"The controversial and uncompleted monument in Kars is being dismantled." (Associated Press) |
By Shaun Walker
The Independent, April 27, 2011
"A monument built to celebrate friendship between Turkey and Armenia is being dismantled, in a gesture that shows how much an attempted rapprochement between the two nations has stalled. The statue, in the eastern Turkish city of Kars, depicts two figures emerging from a single mass, signifying common ground between nations with a bitter and difficult history, and was commissioned in 2006 to commemorate cautiously improving ties between them. The countries have been in dispute over the mass killings of up to 1.5 million Armenians during the First World War which Armenia, along with most of the rest of the world, says was genocide but which Turkey refuses to acknowledge as such. Ankara insists that deaths occurred on both sides during a situation of civil war.

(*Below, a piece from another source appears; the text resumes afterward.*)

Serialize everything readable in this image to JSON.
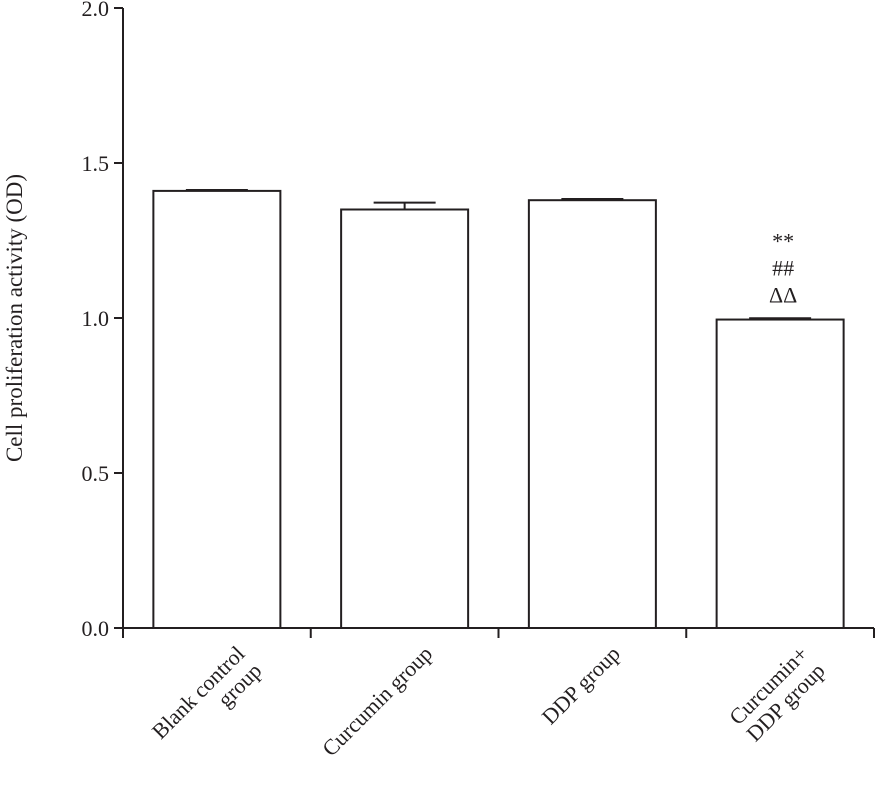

A crane has been brought to dismantle the 35-metre statue and yesterday the head from one of the figures, which alone weighed 19 tonnes, was removed. The demolition process is expected to take more than a week. 'I am really sorry, sorry on behalf of Turkey,' said Mehmet Aksoy, creator of the monument. 'They can demolish it, we will re-make it.' Tentative efforts at mending ties between Turkey and Armenia started a few years ago, and in 2008 negotiations began to open the long-sealed border between the countries, which would have boosted trade and commerce and proved especially useful to landlocked Armenia. Last year talks were abandoned, and rhetoric between the two has become increasingly tense.